Pesquisas de opinião (Sensus & CNT, TNS Emnid) mostram que os alemães, mais do que outras nações, valorizam bem o Brasil e dão especial importância à região Amazônica e à sua preservação ambiental. Anholt (2003) destaca o potencial ainda inexplorado da marca Brasil. Em recentes pesquisas Drouvot (2005) mostrou que para consumidores franceses o made in Brazil é associado a produtos de primeira necessidade e baratos. Giraldi (2005), em pesquisa com estudantes holandeses, ressalta que existe um efeito negativo do made in Brazil para móveis e sapatos, mas não para produtos agrícolas. Ela não constatou uma relação entre a imagem do Brasil e o comportamento do consumidor frente à carne de boi brasileira.
O levantamento de dados deste trabalho se valeu principalmente dos métodos conjoint de análise, questionário fechado além de métodos associativos. Em um teste, por exemplo, foi apresentada uma figura com uma dona de casa alemã que havia comprado carne de origem brasileira.
A pessoa entrevistada deveria completar os balões, apresentando motivos hipotéticos pela compra da carne brasileira e também qual seria a reação do marido (ver figura abaixo). Tal teste tem a vantagem de dar mais liberdade para o entrevistado responder, sem contudo o expor ou fazê-lo sentir-se constrangido por razões sociais ou éticas. Assim ele se projeta na situação, e acaba dizendo a sua própria opinião.
Algumas reações “negativas”, principalmente relacionadas ao etnocentrismo, foram também levantadas, como por exemplo o questionamento se não há suficiente boi na Bavária, ou se existe um bom controle de gêneros alimentícios no Brasil.
De fato, como afirma Carfantan (2006), o consumidor europeu ainda não tem uma clara idéia que ao lado da carne argentina existiria também uma carne de boi de origem brasileira. Todavia, especialmente para aqueles que já estiveram no Brasil a carne de boi (supostamente o churrasco) é tida como uma especialidade brasileira, juntamente com o café e as frutas tropicais.

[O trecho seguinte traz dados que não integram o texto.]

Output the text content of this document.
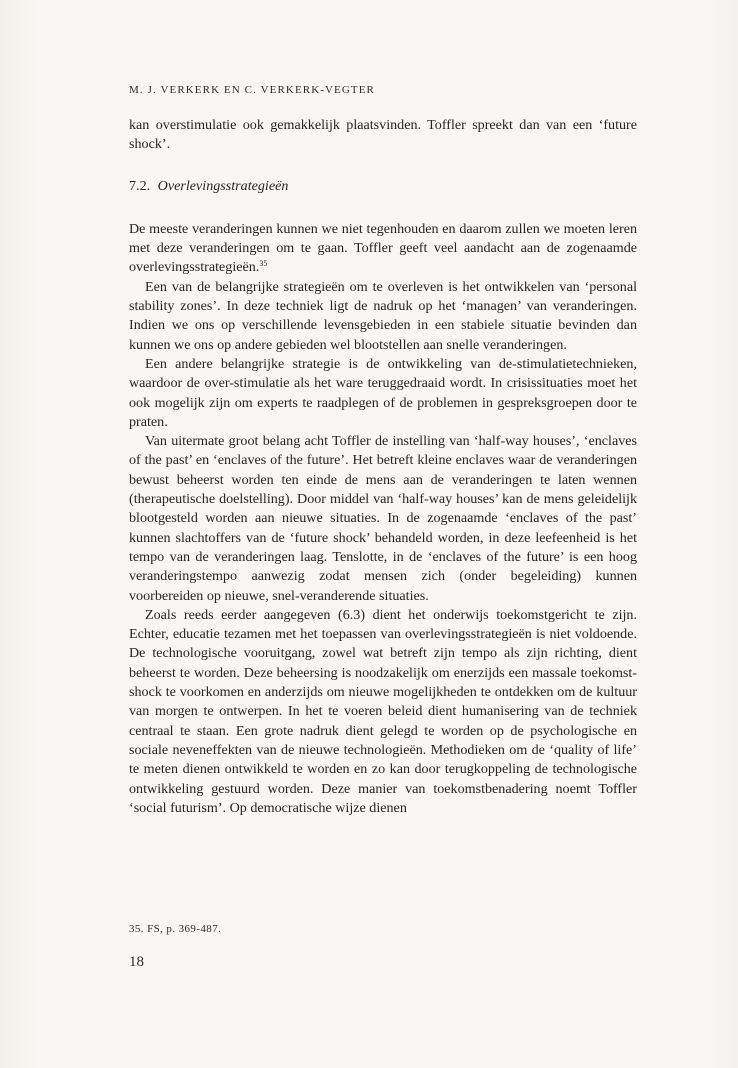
M. J. VERKERK EN C. VERKERK-VEGTER

kan overstimulatie ook gemakkelijk plaatsvinden. Toffler spreekt dan van een ‘future shock’.

7.2. Overlevingsstrategieën

De meeste veranderingen kunnen we niet tegenhouden en daarom zullen we moeten leren met deze veranderingen om te gaan. Toffler geeft veel aandacht aan de zogenaamde overlevingsstrategieën.$^{35}$

Een van de belangrijke strategieën om te overleven is het ontwikkelen van ‘personal stability zones’. In deze techniek ligt de nadruk op het ‘managen’ van veranderingen. Indien we ons op verschillende levensgebieden in een stabiele situatie bevinden dan kunnen we ons op andere gebieden wel blootstellen aan snelle veranderingen.

Een andere belangrijke strategie is de ontwikkeling van de-stimulatietechnieken, waardoor de over-stimulatie als het ware teruggedraaid wordt. In crisissituaties moet het ook mogelijk zijn om experts te raadplegen of de problemen in gespreksgroepen door te praten.

Van uitermate groot belang acht Toffler de instelling van ‘half-way houses’, ‘enclaves of the past’ en ‘enclaves of the future’. Het betreft kleine enclaves waar de veranderingen bewust beheerst worden ten einde de mens aan de veranderingen te laten wennen (therapeutische doelstelling). Door middel van ‘half-way houses’ kan de mens geleidelijk blootgesteld worden aan nieuwe situaties. In de zogenaamde ‘enclaves of the past’ kunnen slachtoffers van de ‘future shock’ behandeld worden, in deze leefeenheid is het tempo van de veranderingen laag. Tenslotte, in de ‘enclaves of the future’ is een hoog veranderingstempo aanwezig zodat mensen zich (onder begeleiding) kunnen voorbereiden op nieuwe, snel-veranderende situaties.

Zoals reeds eerder aangegeven (6.3) dient het onderwijs toekomstgericht te zijn. Echter, educatie tezamen met het toepassen van overlevingsstrategieën is niet voldoende. De technologische vooruitgang, zowel wat betreft zijn tempo als zijn richting, dient beheerst te worden. Deze beheersing is noodzakelijk om enerzijds een massale toekomst-shock te voorkomen en anderzijds om nieuwe mogelijkheden te ontdekken om de kultuur van morgen te ontwerpen. In het te voeren beleid dient humanisering van de techniek centraal te staan. Een grote nadruk dient gelegd te worden op de psychologische en sociale neveneffekten van de nieuwe technologieën. Methodieken om de ‘quality of life’ te meten dienen ontwikkeld te worden en zo kan door terugkoppeling de technologische ontwikkeling gestuurd worden. Deze manier van toekomstbenadering noemt Toffler ‘social futurism’. Op democratische wijze dienen

35. FS, p. 369-487.
18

As análises fatoriais e de regressão da pesquisa revelaram também que, somente para um segmento do mercado, a imagem geral do Brasil tem efeito positivo sobre a preferência pela carne brasileira. Mas na percepção deste produto um papel importante é exercido por aquilo que o alemão pensa sobre a sustentabilidade e o uso das terras brasileiras.
Isso aponta para uma necessidade de se efetivar o rastreamento e uma certificação de alta credibilidade, paralela a uma maior divulgação da imagem do Brasil (não somente turística) e de seus produtos agrícolas no mercado externo. Com certeza seria também muito bem sucedido no mercado alemão um selo que associe a origem brasileira à produção ecológica.
Bibliografia citada
Anholt. S. (2003): Brand New Justice: The Upside of Global Branding, Burlington.
Carfantan, J. (2006): Jean-Yves Carfantan: desafio de construir a imagem do Brasil no mercado europeu, in: beefpoint.com.br
Drouvot, H. (2005): Le Made in Brésil, Grenoble.
Giraldi, J. De M. E. (2005): A influência da imagem do Brasil na atitude de consumidores estrangeiros com relação a Produtos brasileiros: um estudo com estudantes universitários holandeses, São Paulo.
SENSUS und CNT (2001): Report: World Research – 22 Countries, Brasilia.
TNS Emnid. (2006): World Powers in the 21st Century, Bielefeld.